5. Japanese Tatami Mats
Japanese decor lacks traditional carpeting and instead tatami mats are scattered about strategically. These would be placed in areas where your family or guests are most likely to linger, or stand in front of particular art pieces that guests and family would stop to admire. Typically made from rice straw, they are sturdy and insulate homes well.
6. Japanese Art Pieces
Japanese art plays a pivotal role in decor but such pieces should not be overindulgent. Instead opt for just a few pieces of artwork such as oil paintings and allow those pieces to stand on their own, without other centerpiece distractions nearby. Floral arrangements are also great for Japanese decor in decorative vases. Vases and flowers are areas where color is much appreciated and encouraged, unlike other decor in Japanese styling.

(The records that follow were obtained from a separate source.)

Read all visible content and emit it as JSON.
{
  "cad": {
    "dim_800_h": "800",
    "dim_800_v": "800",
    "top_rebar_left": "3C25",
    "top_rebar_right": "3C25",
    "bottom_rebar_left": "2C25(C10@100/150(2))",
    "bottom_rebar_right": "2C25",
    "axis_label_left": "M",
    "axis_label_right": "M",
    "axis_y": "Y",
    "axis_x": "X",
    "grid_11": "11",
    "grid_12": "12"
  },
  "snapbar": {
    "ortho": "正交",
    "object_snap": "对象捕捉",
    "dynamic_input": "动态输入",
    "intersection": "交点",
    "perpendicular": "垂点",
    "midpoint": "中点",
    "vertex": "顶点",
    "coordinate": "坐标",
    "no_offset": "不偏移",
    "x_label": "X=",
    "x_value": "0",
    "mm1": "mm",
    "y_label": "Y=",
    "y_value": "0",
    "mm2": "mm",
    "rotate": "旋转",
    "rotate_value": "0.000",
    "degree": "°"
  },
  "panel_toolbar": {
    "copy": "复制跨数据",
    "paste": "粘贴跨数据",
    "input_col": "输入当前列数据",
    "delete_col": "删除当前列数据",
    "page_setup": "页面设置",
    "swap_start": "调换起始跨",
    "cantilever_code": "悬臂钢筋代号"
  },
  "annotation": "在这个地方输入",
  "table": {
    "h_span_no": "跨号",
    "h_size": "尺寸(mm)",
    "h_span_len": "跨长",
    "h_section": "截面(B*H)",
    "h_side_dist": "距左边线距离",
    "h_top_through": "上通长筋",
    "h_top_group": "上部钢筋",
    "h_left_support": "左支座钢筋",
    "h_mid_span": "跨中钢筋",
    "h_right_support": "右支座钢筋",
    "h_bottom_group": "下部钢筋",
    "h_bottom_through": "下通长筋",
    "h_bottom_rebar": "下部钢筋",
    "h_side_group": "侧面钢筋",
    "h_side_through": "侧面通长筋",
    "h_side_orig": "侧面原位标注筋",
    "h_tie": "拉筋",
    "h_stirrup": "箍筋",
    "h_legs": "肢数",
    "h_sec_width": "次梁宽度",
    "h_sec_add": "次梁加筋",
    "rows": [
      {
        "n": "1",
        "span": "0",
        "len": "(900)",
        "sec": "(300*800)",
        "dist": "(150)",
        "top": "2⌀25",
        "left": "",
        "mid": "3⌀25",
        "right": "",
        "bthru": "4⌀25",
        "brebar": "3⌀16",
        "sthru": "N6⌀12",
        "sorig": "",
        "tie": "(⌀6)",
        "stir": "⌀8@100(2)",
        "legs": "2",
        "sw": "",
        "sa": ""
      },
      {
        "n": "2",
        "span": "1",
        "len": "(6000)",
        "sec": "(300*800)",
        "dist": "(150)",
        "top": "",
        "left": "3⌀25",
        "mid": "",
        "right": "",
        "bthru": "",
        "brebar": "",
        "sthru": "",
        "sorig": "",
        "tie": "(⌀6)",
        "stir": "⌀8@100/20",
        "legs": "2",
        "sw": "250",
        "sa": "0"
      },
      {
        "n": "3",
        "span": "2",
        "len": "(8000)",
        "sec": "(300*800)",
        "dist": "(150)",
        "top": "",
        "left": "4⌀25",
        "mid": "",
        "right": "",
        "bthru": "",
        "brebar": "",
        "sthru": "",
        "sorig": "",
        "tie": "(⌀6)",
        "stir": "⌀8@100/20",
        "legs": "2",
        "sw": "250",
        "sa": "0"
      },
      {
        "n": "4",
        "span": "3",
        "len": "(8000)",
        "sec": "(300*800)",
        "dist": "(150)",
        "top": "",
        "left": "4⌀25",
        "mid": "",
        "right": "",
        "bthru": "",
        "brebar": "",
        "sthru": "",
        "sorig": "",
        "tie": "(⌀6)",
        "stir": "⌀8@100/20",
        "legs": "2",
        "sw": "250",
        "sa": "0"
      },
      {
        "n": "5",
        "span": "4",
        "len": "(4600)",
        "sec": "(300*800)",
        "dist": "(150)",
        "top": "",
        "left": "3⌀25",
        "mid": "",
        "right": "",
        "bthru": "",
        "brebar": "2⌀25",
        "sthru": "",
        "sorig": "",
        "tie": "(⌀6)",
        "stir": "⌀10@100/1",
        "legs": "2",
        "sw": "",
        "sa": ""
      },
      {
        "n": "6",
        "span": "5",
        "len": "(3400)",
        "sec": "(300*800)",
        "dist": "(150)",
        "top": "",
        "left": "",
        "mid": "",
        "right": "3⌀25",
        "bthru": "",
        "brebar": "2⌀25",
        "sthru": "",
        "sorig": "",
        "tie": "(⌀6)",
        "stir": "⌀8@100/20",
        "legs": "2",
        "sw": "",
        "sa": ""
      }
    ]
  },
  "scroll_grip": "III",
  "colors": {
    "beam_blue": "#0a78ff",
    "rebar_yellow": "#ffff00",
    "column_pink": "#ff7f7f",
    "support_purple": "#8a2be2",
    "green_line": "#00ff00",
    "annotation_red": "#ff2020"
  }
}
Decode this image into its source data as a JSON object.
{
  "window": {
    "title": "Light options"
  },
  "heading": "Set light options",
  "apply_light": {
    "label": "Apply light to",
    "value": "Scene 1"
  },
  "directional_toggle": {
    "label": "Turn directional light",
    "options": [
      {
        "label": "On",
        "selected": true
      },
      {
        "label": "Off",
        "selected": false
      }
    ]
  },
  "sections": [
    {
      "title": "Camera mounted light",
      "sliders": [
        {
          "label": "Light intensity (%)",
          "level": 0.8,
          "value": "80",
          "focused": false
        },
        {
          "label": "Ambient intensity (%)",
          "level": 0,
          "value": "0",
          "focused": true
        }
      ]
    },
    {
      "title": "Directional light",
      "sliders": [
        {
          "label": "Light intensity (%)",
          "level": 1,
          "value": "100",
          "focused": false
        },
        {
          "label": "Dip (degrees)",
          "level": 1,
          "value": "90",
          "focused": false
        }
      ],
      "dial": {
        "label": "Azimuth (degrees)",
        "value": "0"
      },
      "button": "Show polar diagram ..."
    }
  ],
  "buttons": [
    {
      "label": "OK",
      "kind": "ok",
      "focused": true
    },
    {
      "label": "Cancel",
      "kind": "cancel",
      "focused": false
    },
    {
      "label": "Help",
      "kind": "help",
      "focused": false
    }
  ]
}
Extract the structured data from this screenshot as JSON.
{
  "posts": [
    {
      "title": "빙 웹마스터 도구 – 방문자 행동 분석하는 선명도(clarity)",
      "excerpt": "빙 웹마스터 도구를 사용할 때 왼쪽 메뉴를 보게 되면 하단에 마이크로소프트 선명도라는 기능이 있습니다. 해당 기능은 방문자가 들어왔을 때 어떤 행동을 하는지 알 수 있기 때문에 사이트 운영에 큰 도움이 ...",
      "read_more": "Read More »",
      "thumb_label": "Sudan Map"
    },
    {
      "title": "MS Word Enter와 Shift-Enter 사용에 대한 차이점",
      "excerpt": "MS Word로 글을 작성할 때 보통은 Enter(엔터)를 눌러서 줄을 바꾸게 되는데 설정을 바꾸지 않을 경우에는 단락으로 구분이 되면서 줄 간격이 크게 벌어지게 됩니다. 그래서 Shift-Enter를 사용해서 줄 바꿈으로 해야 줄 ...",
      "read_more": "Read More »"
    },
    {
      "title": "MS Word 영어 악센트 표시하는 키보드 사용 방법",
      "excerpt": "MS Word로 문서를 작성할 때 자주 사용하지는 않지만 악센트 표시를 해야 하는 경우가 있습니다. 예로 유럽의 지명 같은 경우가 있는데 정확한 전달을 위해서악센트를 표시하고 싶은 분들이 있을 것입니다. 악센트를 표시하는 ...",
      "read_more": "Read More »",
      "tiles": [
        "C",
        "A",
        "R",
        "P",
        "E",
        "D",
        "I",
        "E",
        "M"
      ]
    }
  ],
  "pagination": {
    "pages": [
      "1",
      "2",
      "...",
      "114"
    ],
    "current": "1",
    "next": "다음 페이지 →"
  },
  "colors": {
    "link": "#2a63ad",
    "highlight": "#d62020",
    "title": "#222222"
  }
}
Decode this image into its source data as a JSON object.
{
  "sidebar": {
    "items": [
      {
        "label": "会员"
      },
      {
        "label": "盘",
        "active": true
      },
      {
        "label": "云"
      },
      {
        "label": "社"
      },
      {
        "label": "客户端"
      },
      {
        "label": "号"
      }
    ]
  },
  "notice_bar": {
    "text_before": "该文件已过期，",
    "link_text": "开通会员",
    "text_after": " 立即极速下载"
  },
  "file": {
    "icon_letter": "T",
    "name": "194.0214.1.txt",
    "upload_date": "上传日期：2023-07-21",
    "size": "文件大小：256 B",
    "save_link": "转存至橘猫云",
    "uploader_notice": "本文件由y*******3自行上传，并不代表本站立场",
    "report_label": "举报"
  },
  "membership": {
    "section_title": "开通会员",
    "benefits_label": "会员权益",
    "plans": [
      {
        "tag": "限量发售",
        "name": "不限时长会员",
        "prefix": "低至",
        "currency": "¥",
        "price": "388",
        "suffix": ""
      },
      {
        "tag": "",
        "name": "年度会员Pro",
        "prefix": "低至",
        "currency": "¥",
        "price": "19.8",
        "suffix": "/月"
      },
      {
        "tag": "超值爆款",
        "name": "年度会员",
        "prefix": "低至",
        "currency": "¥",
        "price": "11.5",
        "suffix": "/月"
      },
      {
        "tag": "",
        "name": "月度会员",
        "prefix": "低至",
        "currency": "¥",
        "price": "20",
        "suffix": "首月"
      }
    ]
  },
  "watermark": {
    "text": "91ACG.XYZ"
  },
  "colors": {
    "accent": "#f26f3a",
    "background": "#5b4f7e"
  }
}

7. Nature Based Interior Pieces
Another top exceptional Japanese style interior design's feature to follow is anything nature based. Often in Japanese homes the presence of plants, water and rocks can be spotted. This could be a solo fountain with flowing water, which adds tranquility to a room, a wicker centerpiece with fresh flowers placed in it or even some candles with rocks and pebbles about the area to call attention to it.
Remember, with Japanese decor, less is always more. Guests should have ample space to convene while being able to appreciate uncluttered areas.